Dani lost one family but gains another, loses one lover but gains another, a sort of mockery of the restoration scene in a comedy play. A warning, though, for anybody who empathises too much and sees a crowd-pleasing ‘dump his ass’ moment when Dani at last shucks off her terrible boyfriend Christian. She’s travelled the romcom arc, swapped a fake relationship for a real one: with her new, fascistic family. Where the film began with shots of winter – structurally we can assume midwinter – it ends in summer; Dani’s story is one of a broken person finding with the Hårga the sunny togetherness she couldn’t find in the tired, dead world before. (Remember her family were exhausted to death…)
From the perspective of Western civilisation Abrahamic horror is comforting; the family in Aster’s previous film Hereditary are demonically tormented but at least now they know God exists. In Lovecraft stories your god is irrelevant. While in stories like Midsommar there isn’t even any eldritch entity to blame — the Hårga’s ‘Black One’ is just a racist fairy tale. You might think this proves the realest horror is always ‘human horror’. But the horror of Midsommar is more one of radical exposure. Culture makes us ‘feel held’: holds us together, holds us in and others out. As such, it can seem so permanent and (paradoxically) so natural. How easily, though, in the light of another culture it can all be stripped away, making us see our cultural assumptions about family and community and love were just that, assumptions — far from the best, and no defence from worse to come.
Stray observations
Though it’s never explicit, Midsommar hints the Hårga practice cannibalism: they serve a human-shaped roast; the meat that Dani buries appears after various characters’ slaughter. In her book Always Coming Home, Ursula Le Guin wrote about an ecological utopia which had one glaring omission and implication. In a back-to-nature culture that treats all life as people, yet still farms and hunts, why wouldn’t you eat humans?

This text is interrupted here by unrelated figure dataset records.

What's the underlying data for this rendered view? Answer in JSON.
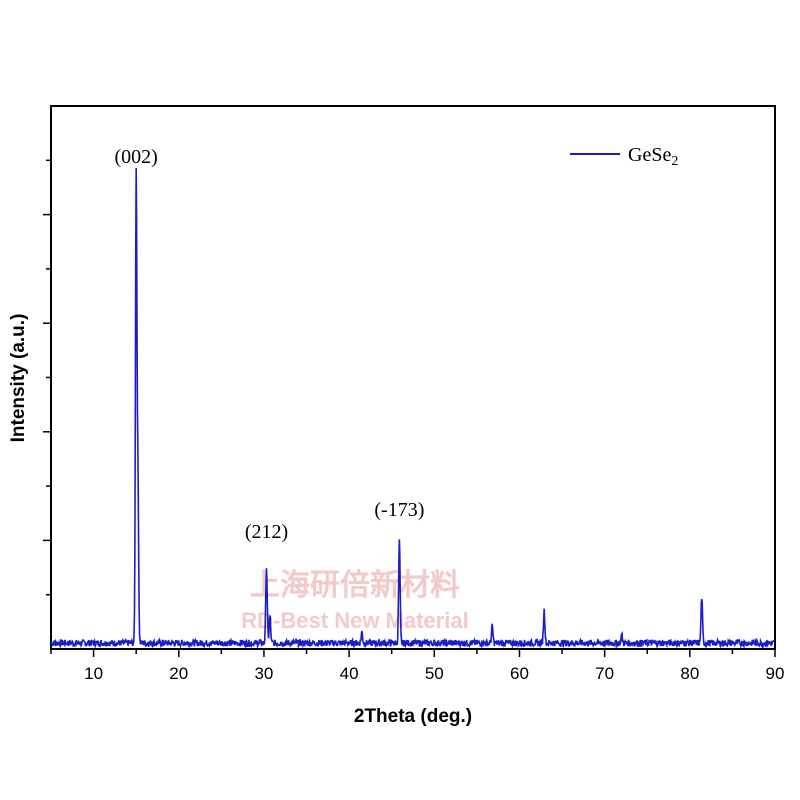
{
  "chart_data": {
    "type": "line",
    "title": "",
    "xlabel": "2Theta (deg.)",
    "ylabel": "Intensity (a.u.)",
    "xlim": [
      5,
      90
    ],
    "ylim": [
      0,
      1.0
    ],
    "xticks": [
      10,
      20,
      30,
      40,
      50,
      60,
      70,
      80,
      90
    ],
    "legend": {
      "position": "top-right"
    },
    "series": [
      {
        "name": "GeSe2",
        "color": "#1c1ccc",
        "peaks": [
          {
            "x": 15.0,
            "y": 0.86
          },
          {
            "x": 15.2,
            "y": 0.3
          },
          {
            "x": 30.3,
            "y": 0.14
          },
          {
            "x": 30.7,
            "y": 0.05
          },
          {
            "x": 41.5,
            "y": 0.02
          },
          {
            "x": 45.9,
            "y": 0.19
          },
          {
            "x": 56.8,
            "y": 0.03
          },
          {
            "x": 62.9,
            "y": 0.06
          },
          {
            "x": 72.0,
            "y": 0.015
          },
          {
            "x": 81.4,
            "y": 0.085
          }
        ],
        "baseline": 0.005
      }
    ],
    "annotations": [
      {
        "text": "(002)",
        "x": 15.0,
        "y": 0.88
      },
      {
        "text": "(212)",
        "x": 30.3,
        "y": 0.19
      },
      {
        "text": "(-173)",
        "x": 45.9,
        "y": 0.23
      }
    ]
  },
  "legend_label_main": "GeSe",
  "legend_label_sub": "2",
  "watermark": {
    "chinese": "上海研倍新材料",
    "english": "RD-Best New Material"
  }
}
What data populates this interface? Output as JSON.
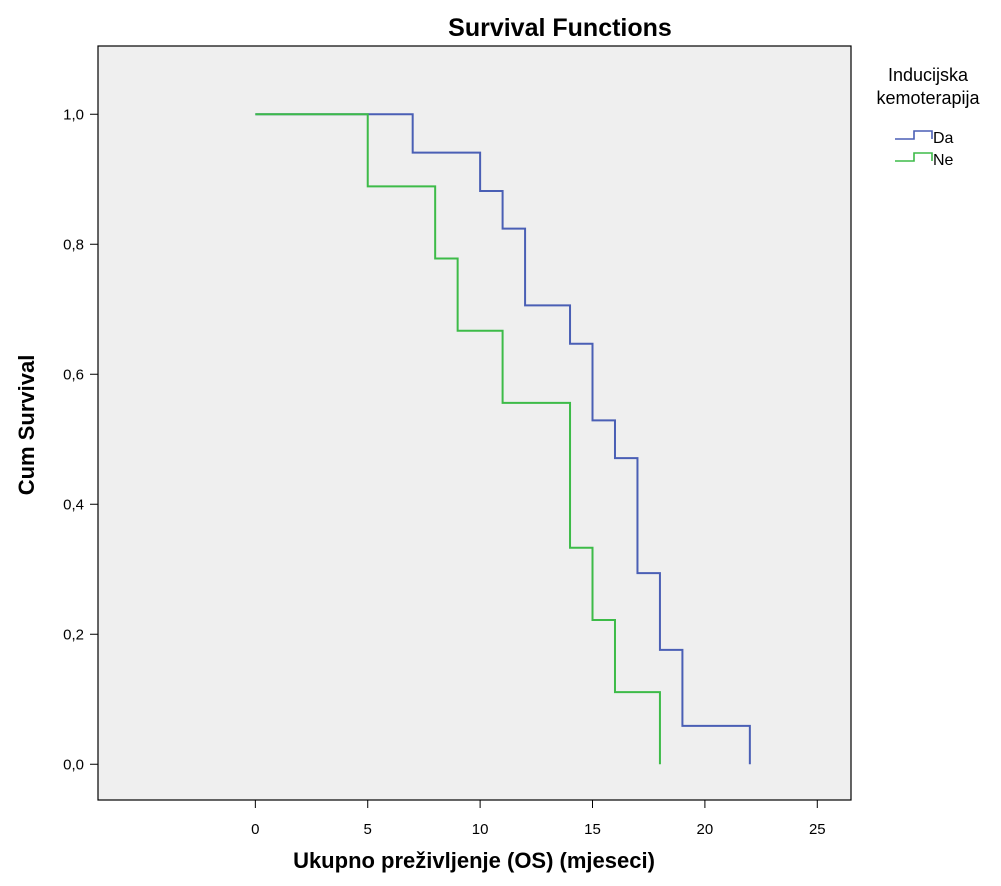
{
  "chart_data": {
    "type": "line",
    "step": true,
    "title": "Survival Functions",
    "xlabel": "Ukupno preživljenje (OS) (mjeseci)",
    "ylabel": "Cum Survival",
    "xlim": [
      -7,
      26.5
    ],
    "ylim": [
      -0.055,
      1.105
    ],
    "xticks": [
      0,
      5,
      10,
      15,
      20,
      25
    ],
    "xtick_labels": [
      "0",
      "5",
      "10",
      "15",
      "20",
      "25"
    ],
    "yticks": [
      0,
      0.2,
      0.4,
      0.6,
      0.8,
      1.0
    ],
    "ytick_labels": [
      "0,0",
      "0,2",
      "0,4",
      "0,6",
      "0,8",
      "1,0"
    ],
    "grid": false,
    "background": "#efefef",
    "legend": {
      "title_lines": [
        "Inducijska",
        "kemoterapija"
      ],
      "placement": "right"
    },
    "series": [
      {
        "name": "Da",
        "color": "#4a5fb5",
        "x": [
          0,
          7,
          10,
          11,
          12,
          14,
          15,
          16,
          17,
          18,
          19,
          22
        ],
        "y": [
          1.0,
          0.941,
          0.882,
          0.824,
          0.706,
          0.647,
          0.529,
          0.471,
          0.294,
          0.176,
          0.059,
          0.0
        ]
      },
      {
        "name": "Ne",
        "color": "#3dbb48",
        "x": [
          0,
          5,
          8,
          9,
          11,
          14,
          15,
          16,
          18
        ],
        "y": [
          1.0,
          0.889,
          0.778,
          0.667,
          0.556,
          0.333,
          0.222,
          0.111,
          0.0
        ]
      }
    ]
  }
}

Aster pays tribute to horror films old and new. Further references to The Wicker Man, for example: a wall of previous years’ May Queen / harvest girl photos; a character finding an upright disembodied limb.

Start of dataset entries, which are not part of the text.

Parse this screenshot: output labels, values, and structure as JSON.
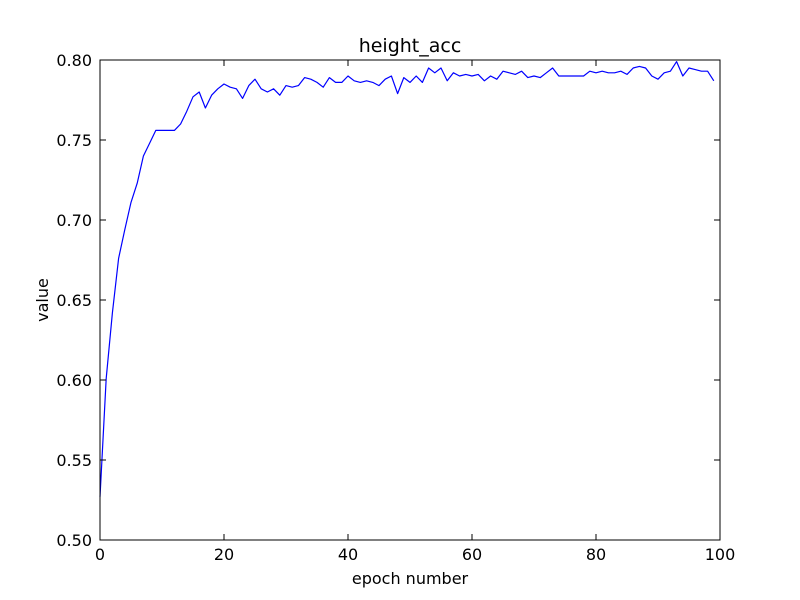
{
  "chart_data": {
    "type": "line",
    "title": "height_acc",
    "xlabel": "epoch number",
    "ylabel": "value",
    "xlim": [
      0,
      100
    ],
    "ylim": [
      0.5,
      0.8
    ],
    "xticks": [
      0,
      20,
      40,
      60,
      80,
      100
    ],
    "xtick_labels": [
      "0",
      "20",
      "40",
      "60",
      "80",
      "100"
    ],
    "yticks": [
      0.5,
      0.55,
      0.6,
      0.65,
      0.7,
      0.75,
      0.8
    ],
    "ytick_labels": [
      "0.50",
      "0.55",
      "0.60",
      "0.65",
      "0.70",
      "0.75",
      "0.80"
    ],
    "grid": false,
    "series": [
      {
        "color": "#0000ff",
        "x": [
          0,
          1,
          2,
          3,
          4,
          5,
          6,
          7,
          8,
          9,
          10,
          11,
          12,
          13,
          14,
          15,
          16,
          17,
          18,
          19,
          20,
          21,
          22,
          23,
          24,
          25,
          26,
          27,
          28,
          29,
          30,
          31,
          32,
          33,
          34,
          35,
          36,
          37,
          38,
          39,
          40,
          41,
          42,
          43,
          44,
          45,
          46,
          47,
          48,
          49,
          50,
          51,
          52,
          53,
          54,
          55,
          56,
          57,
          58,
          59,
          60,
          61,
          62,
          63,
          64,
          65,
          66,
          67,
          68,
          69,
          70,
          71,
          72,
          73,
          74,
          75,
          76,
          77,
          78,
          79,
          80,
          81,
          82,
          83,
          84,
          85,
          86,
          87,
          88,
          89,
          90,
          91,
          92,
          93,
          94,
          95,
          96,
          97,
          98,
          99
        ],
        "y": [
          0.527,
          0.601,
          0.642,
          0.676,
          0.694,
          0.711,
          0.723,
          0.74,
          0.748,
          0.756,
          0.756,
          0.756,
          0.756,
          0.76,
          0.768,
          0.777,
          0.78,
          0.77,
          0.778,
          0.782,
          0.785,
          0.783,
          0.782,
          0.776,
          0.784,
          0.788,
          0.782,
          0.78,
          0.782,
          0.778,
          0.784,
          0.783,
          0.784,
          0.789,
          0.788,
          0.786,
          0.783,
          0.789,
          0.786,
          0.786,
          0.79,
          0.787,
          0.786,
          0.787,
          0.786,
          0.784,
          0.788,
          0.79,
          0.779,
          0.789,
          0.786,
          0.79,
          0.786,
          0.795,
          0.792,
          0.795,
          0.787,
          0.792,
          0.79,
          0.791,
          0.79,
          0.791,
          0.787,
          0.79,
          0.788,
          0.793,
          0.792,
          0.791,
          0.793,
          0.789,
          0.79,
          0.789,
          0.792,
          0.795,
          0.79,
          0.79,
          0.79,
          0.79,
          0.79,
          0.793,
          0.792,
          0.793,
          0.792,
          0.792,
          0.793,
          0.791,
          0.795,
          0.796,
          0.795,
          0.79,
          0.788,
          0.792,
          0.793,
          0.799,
          0.79,
          0.795,
          0.794,
          0.793,
          0.793,
          0.787
        ]
      }
    ]
  }
}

He’s also a self-professed fan of Ingmar Bergman. Pelle’s brother is called Ingemar, while in The Seventh Seal, the minstrel Jof is forced to play a bear while his tormentors set him on fire…
Possible references to other films: the scene in which a vengeful Hårga wearing Mark’s skin looms out of the dark towards a bewildered Josh matches a scene in Under the Skin (2013), when the latest victim of the alien flytrap sees the previous victim (and his fate) floating nearer, partially digested before popping into a skin sack. And the shots of Dani’s face in the dance sequence dissolving into one another recall Scarlet Johansson’s ‘empathy epiphany’. Both films also feature a physically disabled character, though for very opposing reasons.
And does the triangular sacrificial barn in Midsommar reference the triangular end-level church in Mandy (2018)? Either way, Ari Aster has placed his film in the tradition he wants to be judged.